Voices

The most forsaken place

January 11, 2007


From the outside, 2019 Igania Street looked like a slightly dirty brick house with an overgrown lawn in a rough section of town.

Inside, a walk through the house was an uncomfortably intimate survey of lives frozen in the midst of a frenzied evacuation. At the doorstep lay a pile of ruined family photos that didn’t make it out before the flood. In the master bedroom, the caved-in ceiling covered a stash of porn DVDs that had spilled onto the floor next to a series of wedding portraits. In the next room, a young girl’s toys and clothes lay scattered across a room whose sole inhabitants are now rats and roaches.

The flood froze the lives of New Orleans’ Ninth Ward residents under a layer of mud that covered everything the same way that lava stopped time in the Roman city of Pompeii so many years ago. In one house, the water had been running ever since municipal services were restored to the neighborhood, turning the ground floor into a moldy marsh. In many cases, triage rescue team members had been the only people to look in the houses since the flood, marking their presence with a spray-painted “x” and noting whether any corpses had been found.

The Lower Ninth was at the center of the media’s attention during the storm. It was the place where a section of the levee system failed completely. The result was a rush of water that engulfed block upon block of the neighborhood and left residents stranded on their roofs or drowned in their attics.

Last week, 18 months after the flood, I arrived expecting to see a relief effort of American-sized proportions, with shiny federal equipment and soldiers working furiously to rebuild the ravaged neighborhood. Instead, before me was a desolate block where the small number of residents who have returned are met daily with packs of rats grown fat off spoiled food, and a landscape that eerily resembles the post-war photographs of bombed-out German cities. National Guard vehicles drive by occasionally, but only to patrol for looters, not to help in the relief effort.

Many of the condemned buildings have been bulldozed, but other houses, their backs broken by the surge of waters, mock the very concept of home and sag on the verge of collapse. On a major thoroughfare, a white van lies tipped completely on its side, and many of the sign-less streets are still blocked by debris or impassable potholes.
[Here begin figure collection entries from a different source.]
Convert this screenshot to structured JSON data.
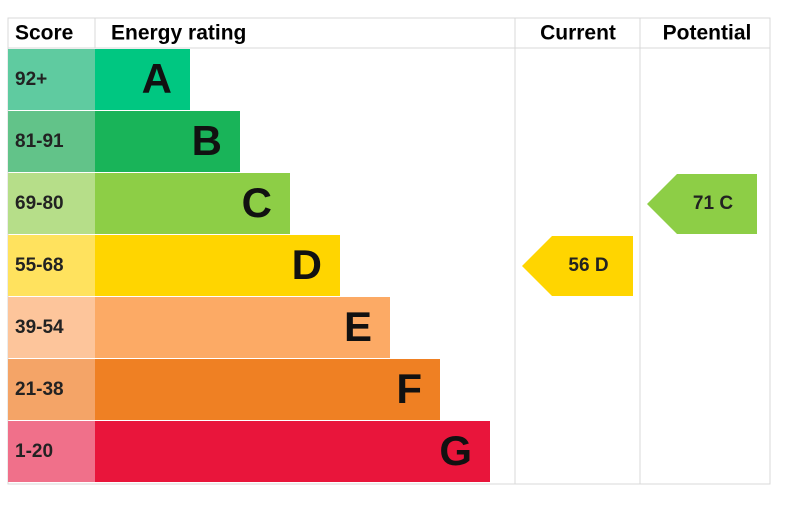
{
  "header": {
    "score": "Score",
    "energy_rating": "Energy rating",
    "current": "Current",
    "potential": "Potential"
  },
  "bands": [
    {
      "score": "92+",
      "letter": "A",
      "color": "#00c781",
      "score_color": "#5fcba0"
    },
    {
      "score": "81-91",
      "letter": "B",
      "color": "#19b459",
      "score_color": "#62c389"
    },
    {
      "score": "69-80",
      "letter": "C",
      "color": "#8dce46",
      "score_color": "#b6de89"
    },
    {
      "score": "55-68",
      "letter": "D",
      "color": "#ffd500",
      "score_color": "#ffe25e"
    },
    {
      "score": "39-54",
      "letter": "E",
      "color": "#fcaa65",
      "score_color": "#fdc59b"
    },
    {
      "score": "21-38",
      "letter": "F",
      "color": "#ef8023",
      "score_color": "#f4a467"
    },
    {
      "score": "1-20",
      "letter": "G",
      "color": "#e9153b",
      "score_color": "#f0708a"
    }
  ],
  "current": "56 D",
  "potential": "71 C"
}
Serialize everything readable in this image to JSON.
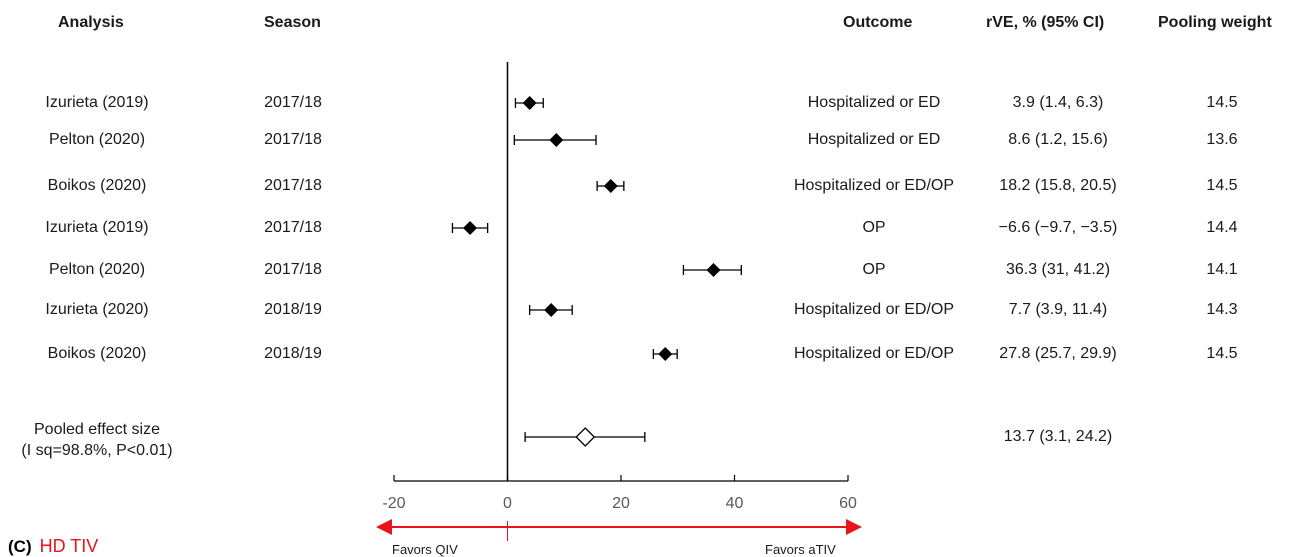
{
  "headers": {
    "analysis": "Analysis",
    "season": "Season",
    "outcome": "Outcome",
    "rve": "rVE, % (95% CI)",
    "weight": "Pooling weight"
  },
  "pooled": {
    "label_line1": "Pooled effect size",
    "label_line2": "(I sq=98.8%, P<0.01)",
    "rve": "13.7 (3.1, 24.2)"
  },
  "favors": {
    "left": "Favors QIV",
    "right": "Favors aTIV"
  },
  "panel": {
    "label": "(C)",
    "name": "HD TIV"
  },
  "colors": {
    "marker": "#000000",
    "arrow": "#e8141c",
    "axis": "#000000"
  },
  "chart_data": {
    "type": "forest",
    "xlim": [
      -20,
      60
    ],
    "xticks": [
      -20,
      0,
      20,
      40,
      60
    ],
    "rows": [
      {
        "analysis": "Izurieta (2019)",
        "season": "2017/18",
        "outcome": "Hospitalized or ED",
        "rve_text": "3.9 (1.4, 6.3)",
        "weight": "14.5",
        "est": 3.9,
        "lo": 1.4,
        "hi": 6.3
      },
      {
        "analysis": "Pelton (2020)",
        "season": "2017/18",
        "outcome": "Hospitalized or ED",
        "rve_text": "8.6 (1.2, 15.6)",
        "weight": "13.6",
        "est": 8.6,
        "lo": 1.2,
        "hi": 15.6
      },
      {
        "analysis": "Boikos (2020)",
        "season": "2017/18",
        "outcome": "Hospitalized or ED/OP",
        "rve_text": "18.2 (15.8, 20.5)",
        "weight": "14.5",
        "est": 18.2,
        "lo": 15.8,
        "hi": 20.5
      },
      {
        "analysis": "Izurieta (2019)",
        "season": "2017/18",
        "outcome": "OP",
        "rve_text": "−6.6 (−9.7, −3.5)",
        "weight": "14.4",
        "est": -6.6,
        "lo": -9.7,
        "hi": -3.5
      },
      {
        "analysis": "Pelton (2020)",
        "season": "2017/18",
        "outcome": "OP",
        "rve_text": "36.3 (31, 41.2)",
        "weight": "14.1",
        "est": 36.3,
        "lo": 31,
        "hi": 41.2
      },
      {
        "analysis": "Izurieta (2020)",
        "season": "2018/19",
        "outcome": "Hospitalized or ED/OP",
        "rve_text": "7.7 (3.9, 11.4)",
        "weight": "14.3",
        "est": 7.7,
        "lo": 3.9,
        "hi": 11.4
      },
      {
        "analysis": "Boikos (2020)",
        "season": "2018/19",
        "outcome": "Hospitalized or ED/OP",
        "rve_text": "27.8 (25.7, 29.9)",
        "weight": "14.5",
        "est": 27.8,
        "lo": 25.7,
        "hi": 29.9
      }
    ],
    "pooled": {
      "est": 13.7,
      "lo": 3.1,
      "hi": 24.2
    }
  }
}
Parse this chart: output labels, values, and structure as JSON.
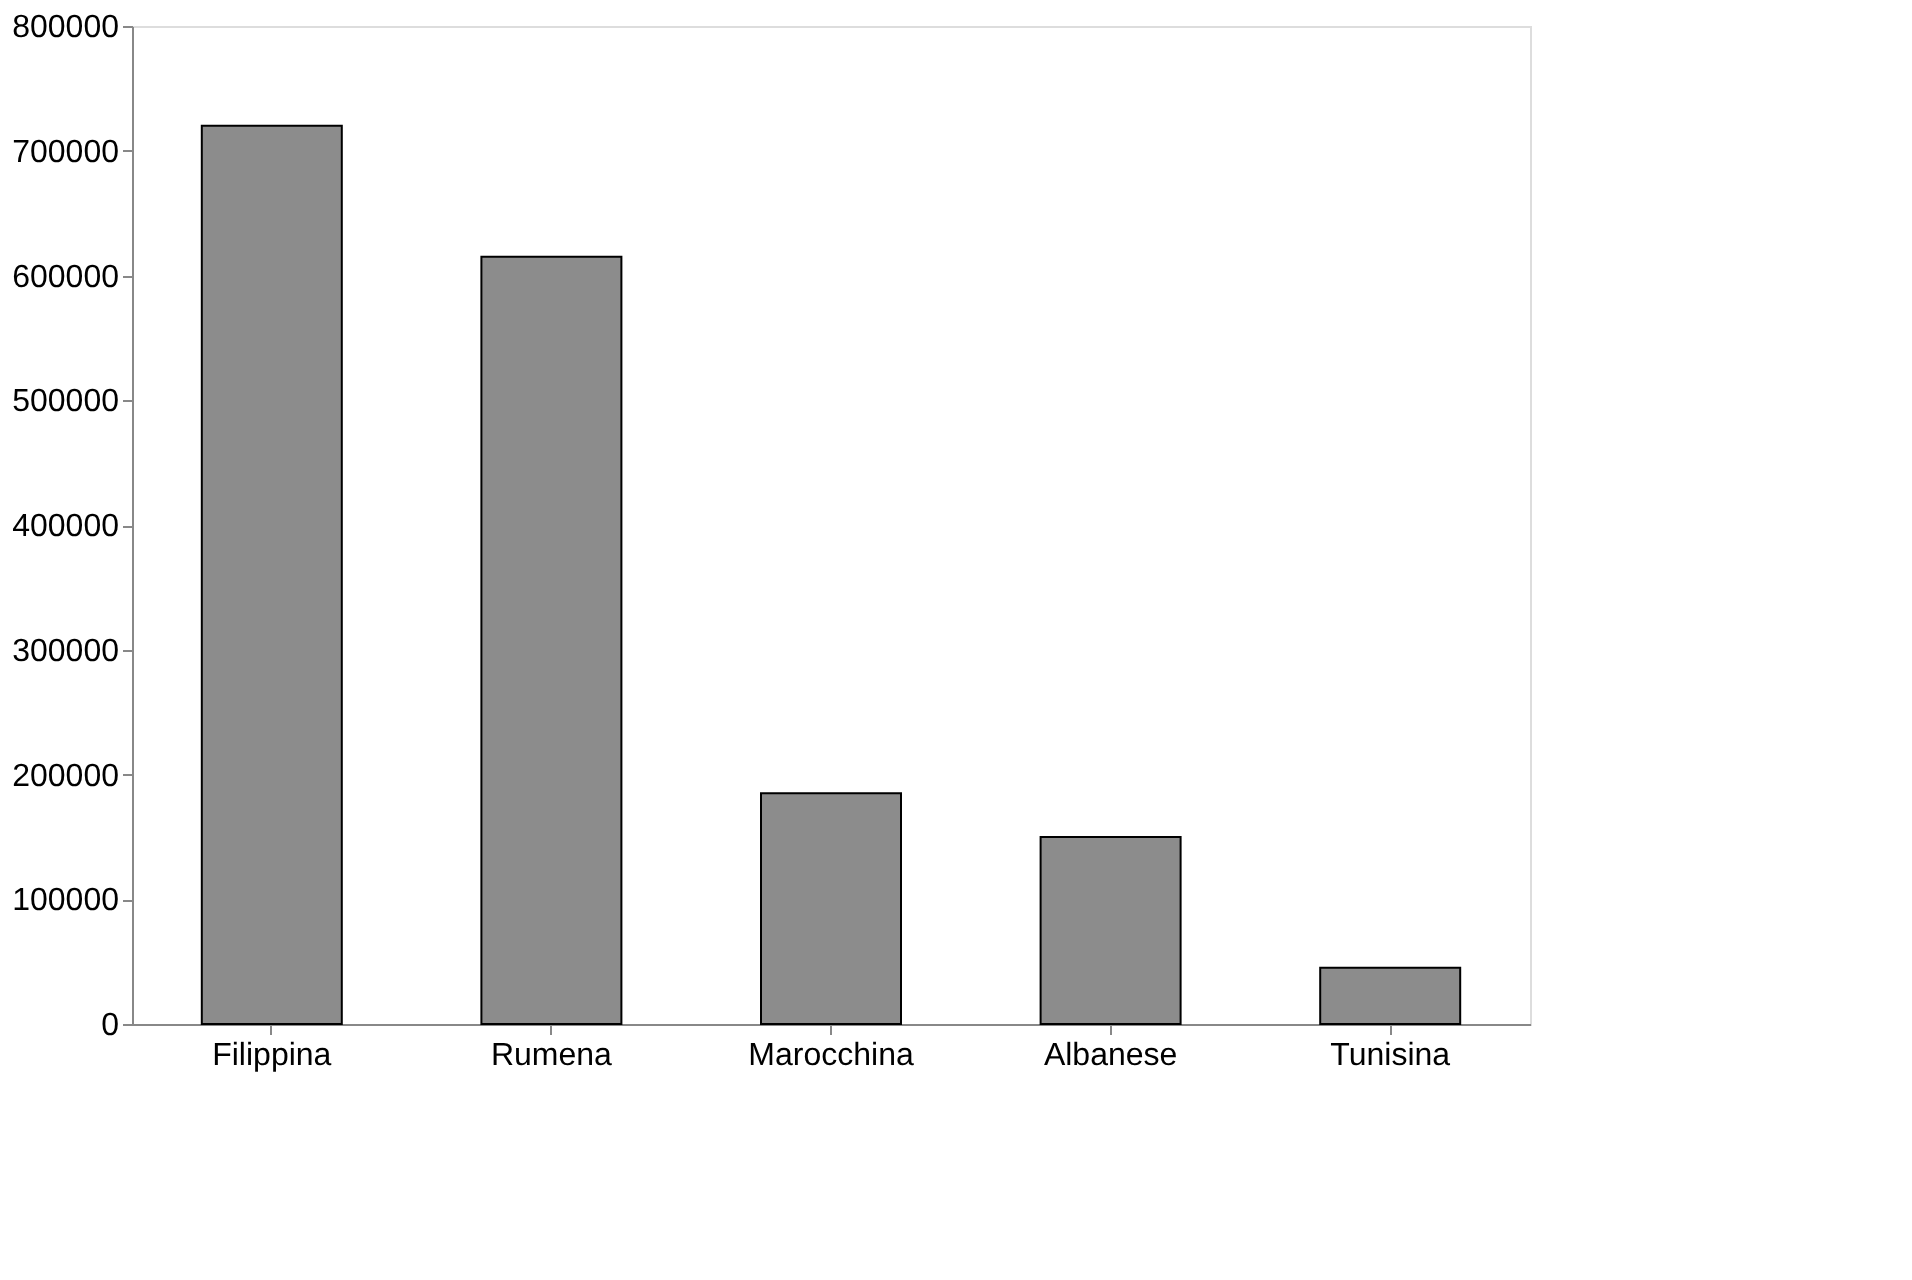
{
  "chart_data": {
    "type": "bar",
    "categories": [
      "Filippina",
      "Rumena",
      "Marocchina",
      "Albanese",
      "Tunisina"
    ],
    "values": [
      720000,
      615000,
      185000,
      150000,
      45000
    ],
    "color": "#8c8c8c",
    "ylim": [
      0,
      800000
    ],
    "yticks": [
      0,
      100000,
      200000,
      300000,
      400000,
      500000,
      600000,
      700000,
      800000
    ],
    "grid": false
  }
}
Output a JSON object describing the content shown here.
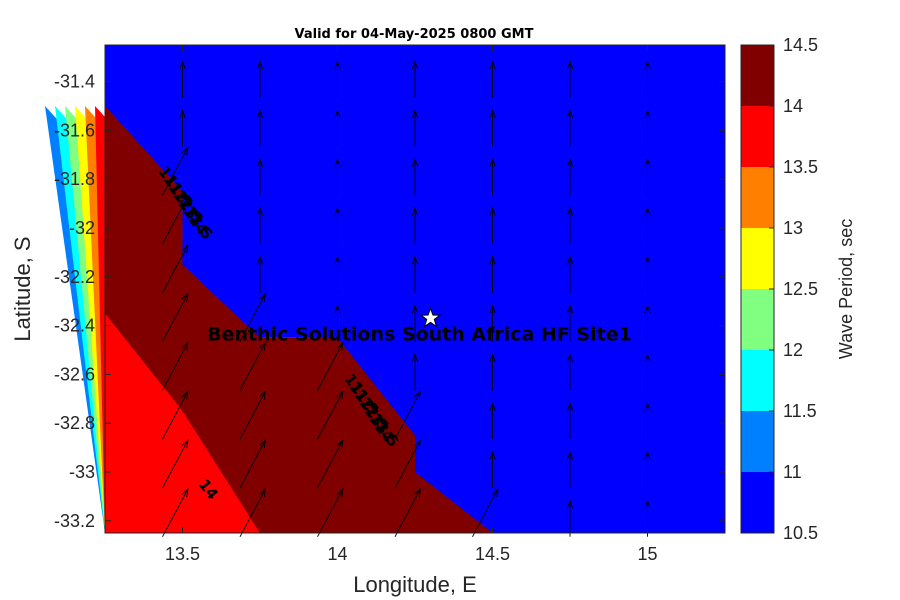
{
  "chart_data": {
    "type": "contour",
    "title": "Valid for 04-May-2025 0800 GMT",
    "xlabel": "Longitude, E",
    "ylabel": "Latitude, S",
    "xlim": [
      13.25,
      15.25
    ],
    "ylim": [
      -33.25,
      -31.25
    ],
    "x_ticks": [
      "13.5",
      "14",
      "14.5",
      "15"
    ],
    "x_tick_values": [
      13.5,
      14,
      14.5,
      15
    ],
    "y_ticks": [
      "-31.4",
      "-31.6",
      "-31.8",
      "-32",
      "-32.2",
      "-32.4",
      "-32.6",
      "-32.8",
      "-33",
      "-33.2"
    ],
    "y_tick_values": [
      -31.4,
      -31.6,
      -31.8,
      -32,
      -32.2,
      -32.4,
      -32.6,
      -32.8,
      -33,
      -33.2
    ],
    "colorbar": {
      "label": "Wave Period, sec",
      "levels": [
        10.5,
        11,
        11.5,
        12,
        12.5,
        13,
        13.5,
        14,
        14.5
      ],
      "tick_labels": [
        "10.5",
        "11",
        "11.5",
        "12",
        "12.5",
        "13",
        "13.5",
        "14",
        "14.5"
      ],
      "colors": [
        "#0000ff",
        "#0080ff",
        "#00ffff",
        "#80ff80",
        "#ffff00",
        "#ff8000",
        "#ff0000",
        "#800000"
      ]
    },
    "contour_fronts": [
      {
        "lon": 13.25,
        "lat": -31.5
      },
      {
        "lon": 13.5,
        "lat": -31.85
      },
      {
        "lon": 13.5,
        "lat": -32.15
      },
      {
        "lon": 13.75,
        "lat": -32.45
      },
      {
        "lon": 14.0,
        "lat": -32.45
      },
      {
        "lon": 14.25,
        "lat": -32.85
      },
      {
        "lon": 14.25,
        "lat": -33.0
      },
      {
        "lon": 14.5,
        "lat": -33.25
      }
    ],
    "red_region": [
      {
        "lon": 13.25,
        "lat": -32.35
      },
      {
        "lon": 13.5,
        "lat": -32.75
      },
      {
        "lon": 13.75,
        "lat": -33.25
      },
      {
        "lon": 13.25,
        "lat": -33.25
      }
    ],
    "contour_label_14": {
      "text": "14",
      "lon": 13.55,
      "lat": -33.05
    },
    "contour_label_groups": [
      {
        "lon": 13.42,
        "lat": -31.85,
        "labels": [
          "11",
          "11.5",
          "12",
          "12.5",
          "13",
          "13.5",
          "14"
        ]
      },
      {
        "lon": 14.02,
        "lat": -32.7,
        "labels": [
          "11",
          "11.5",
          "12",
          "12.5",
          "13",
          "13.5",
          "14"
        ]
      }
    ],
    "site": {
      "name": "Benthic Solutions South Africa HF Site1",
      "lon": 14.3,
      "lat": -32.37
    },
    "vectors": {
      "lon": [
        13.5,
        13.75,
        14.0,
        14.25,
        14.5,
        14.75,
        15.0
      ],
      "lat": [
        -31.4,
        -31.6,
        -31.8,
        -32.0,
        -32.2,
        -32.4,
        -32.6,
        -32.8,
        -33.0,
        -33.2
      ],
      "open_ocean_direction_deg": 0,
      "near_coast_direction_deg": 28
    }
  }
}
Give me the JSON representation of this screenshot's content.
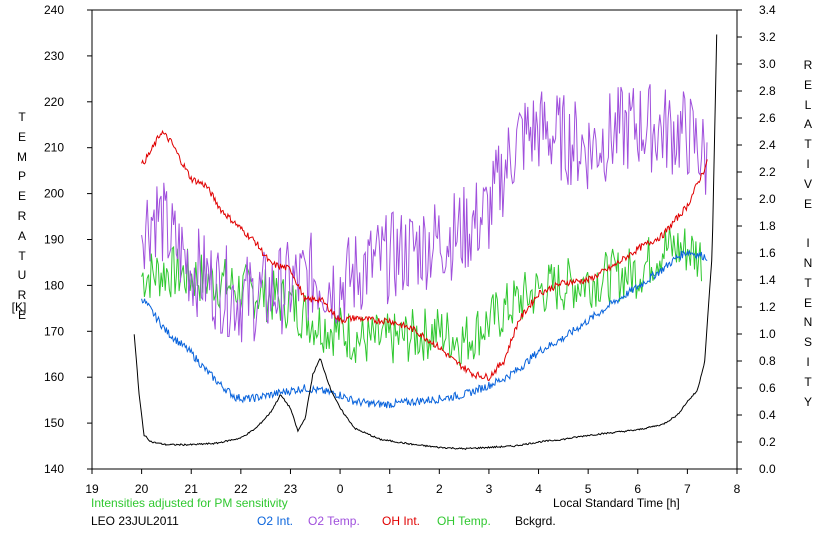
{
  "chart_data": {
    "type": "line",
    "left_axis": {
      "label_letters": [
        "T",
        "E",
        "M",
        "P",
        "E",
        "R",
        "A",
        "T",
        "U",
        "R",
        "E"
      ],
      "unit": "[K]",
      "range": [
        140,
        240
      ],
      "ticks": [
        "140",
        "150",
        "160",
        "170",
        "180",
        "190",
        "200",
        "210",
        "220",
        "230",
        "240"
      ]
    },
    "right_axis": {
      "label_word1": [
        "R",
        "E",
        "L",
        "A",
        "T",
        "I",
        "V",
        "E"
      ],
      "label_word2": [
        "I",
        "N",
        "T",
        "E",
        "N",
        "S",
        "I",
        "T",
        "Y"
      ],
      "range": [
        0.0,
        3.4
      ],
      "ticks": [
        "0.0",
        "0.2",
        "0.4",
        "0.6",
        "0.8",
        "1.0",
        "1.2",
        "1.4",
        "1.6",
        "1.8",
        "2.0",
        "2.2",
        "2.4",
        "2.6",
        "2.8",
        "3.0",
        "3.2",
        "3.4"
      ]
    },
    "x_axis": {
      "label": "Local Standard Time [h]",
      "ticks": [
        "19",
        "20",
        "21",
        "22",
        "23",
        "0",
        "1",
        "2",
        "3",
        "4",
        "5",
        "6",
        "7",
        "8"
      ]
    },
    "note": "Intensities adjusted for PM sensitivity",
    "station": "LEO 23JUL2011",
    "series": [
      {
        "name": "O2 Int.",
        "axis": "right",
        "color": "#0a64dc",
        "noise": 0.03,
        "x": [
          20.0,
          20.2,
          20.5,
          21.0,
          21.3,
          21.6,
          21.9,
          22.2,
          22.6,
          23.0,
          23.3,
          23.6,
          24.0,
          24.3,
          24.7,
          25.0,
          25.5,
          26.0,
          26.5,
          27.0,
          27.3,
          27.6,
          28.0,
          28.5,
          29.0,
          29.5,
          30.0,
          30.5,
          30.8,
          31.0,
          31.2,
          31.4
        ],
        "values": [
          1.27,
          1.17,
          1.02,
          0.86,
          0.73,
          0.62,
          0.53,
          0.52,
          0.55,
          0.58,
          0.6,
          0.58,
          0.55,
          0.5,
          0.48,
          0.48,
          0.5,
          0.52,
          0.55,
          0.62,
          0.67,
          0.74,
          0.87,
          0.97,
          1.1,
          1.23,
          1.35,
          1.48,
          1.57,
          1.61,
          1.59,
          1.57
        ]
      },
      {
        "name": "O2 Temp.",
        "axis": "left",
        "color": "#a050dc",
        "noise": 10,
        "x": [
          20.0,
          20.3,
          20.6,
          21.0,
          21.5,
          22.0,
          22.5,
          23.0,
          23.5,
          24.0,
          24.5,
          25.0,
          25.5,
          26.0,
          26.5,
          27.0,
          27.3,
          27.6,
          28.0,
          28.5,
          29.0,
          29.5,
          30.0,
          30.5,
          31.0,
          31.3,
          31.4
        ],
        "values": [
          193,
          196,
          190,
          184,
          180,
          177,
          178,
          180,
          182,
          180,
          184,
          186,
          188,
          190,
          192,
          196,
          205,
          212,
          214,
          212,
          210,
          213,
          215,
          214,
          213,
          209,
          206
        ]
      },
      {
        "name": "OH Int.",
        "axis": "right",
        "color": "#e00000",
        "noise": 0.025,
        "x": [
          20.0,
          20.2,
          20.4,
          20.6,
          20.8,
          21.0,
          21.3,
          21.6,
          21.8,
          22.0,
          22.3,
          22.6,
          23.0,
          23.3,
          23.6,
          24.0,
          24.3,
          24.7,
          25.0,
          25.5,
          26.0,
          26.3,
          26.7,
          27.0,
          27.3,
          27.6,
          28.0,
          28.5,
          29.0,
          29.5,
          30.0,
          30.5,
          31.0,
          31.4
        ],
        "values": [
          2.25,
          2.36,
          2.5,
          2.42,
          2.28,
          2.15,
          2.1,
          1.92,
          1.85,
          1.78,
          1.68,
          1.52,
          1.48,
          1.25,
          1.26,
          1.1,
          1.12,
          1.1,
          1.1,
          1.03,
          0.9,
          0.8,
          0.7,
          0.68,
          0.8,
          1.1,
          1.3,
          1.38,
          1.4,
          1.5,
          1.63,
          1.73,
          1.95,
          2.27
        ]
      },
      {
        "name": "OH Temp.",
        "axis": "left",
        "color": "#30c830",
        "noise": 6,
        "x": [
          20.0,
          20.5,
          21.0,
          21.5,
          22.0,
          22.5,
          23.0,
          23.5,
          24.0,
          24.5,
          25.0,
          25.5,
          26.0,
          26.5,
          27.0,
          27.5,
          28.0,
          28.5,
          29.0,
          29.5,
          30.0,
          30.5,
          31.0,
          31.3
        ],
        "values": [
          182,
          183,
          182,
          181,
          179,
          178,
          176,
          172,
          170,
          168,
          168,
          169,
          170,
          168,
          172,
          176,
          179,
          180,
          181,
          182,
          183,
          188,
          188,
          186
        ]
      },
      {
        "name": "Bckgrd.",
        "axis": "right",
        "color": "#000000",
        "noise": 0.006,
        "x": [
          19.85,
          19.95,
          20.05,
          20.2,
          20.5,
          21.0,
          21.5,
          22.0,
          22.3,
          22.6,
          22.8,
          23.0,
          23.15,
          23.3,
          23.45,
          23.6,
          23.8,
          24.0,
          24.3,
          24.8,
          25.5,
          26.0,
          26.5,
          27.0,
          27.5,
          28.0,
          28.5,
          29.0,
          29.5,
          30.0,
          30.5,
          30.8,
          31.0,
          31.2,
          31.35,
          31.5,
          31.6
        ],
        "values": [
          1.0,
          0.55,
          0.25,
          0.2,
          0.18,
          0.18,
          0.19,
          0.23,
          0.3,
          0.42,
          0.55,
          0.45,
          0.28,
          0.38,
          0.7,
          0.82,
          0.6,
          0.45,
          0.3,
          0.22,
          0.18,
          0.16,
          0.15,
          0.16,
          0.17,
          0.2,
          0.22,
          0.25,
          0.27,
          0.29,
          0.33,
          0.4,
          0.5,
          0.58,
          0.8,
          1.6,
          3.4
        ]
      }
    ]
  }
}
Inside many houses, the situation is even worse. The group I was with, Common Ground Relief, had a mission to “gut” all the houses that could potentially be salvaged; that is, remove all the disgusting mud-covered furniture, toxic refrigerators, and debris from the house, and then tear out the dry wall and ceilings to allow the frame of the house to dry and be treated for mold.

The most ubiquitous sight in the neighborhood are tour buses filled with tourists, who reportedly pay $42 when they get on in the French Quarter to ride through the ravaged cityscape and gaze at its unlucky residents through tinted glass.

This is not a story about what happened 18 months ago. It is a story about what is not happening now.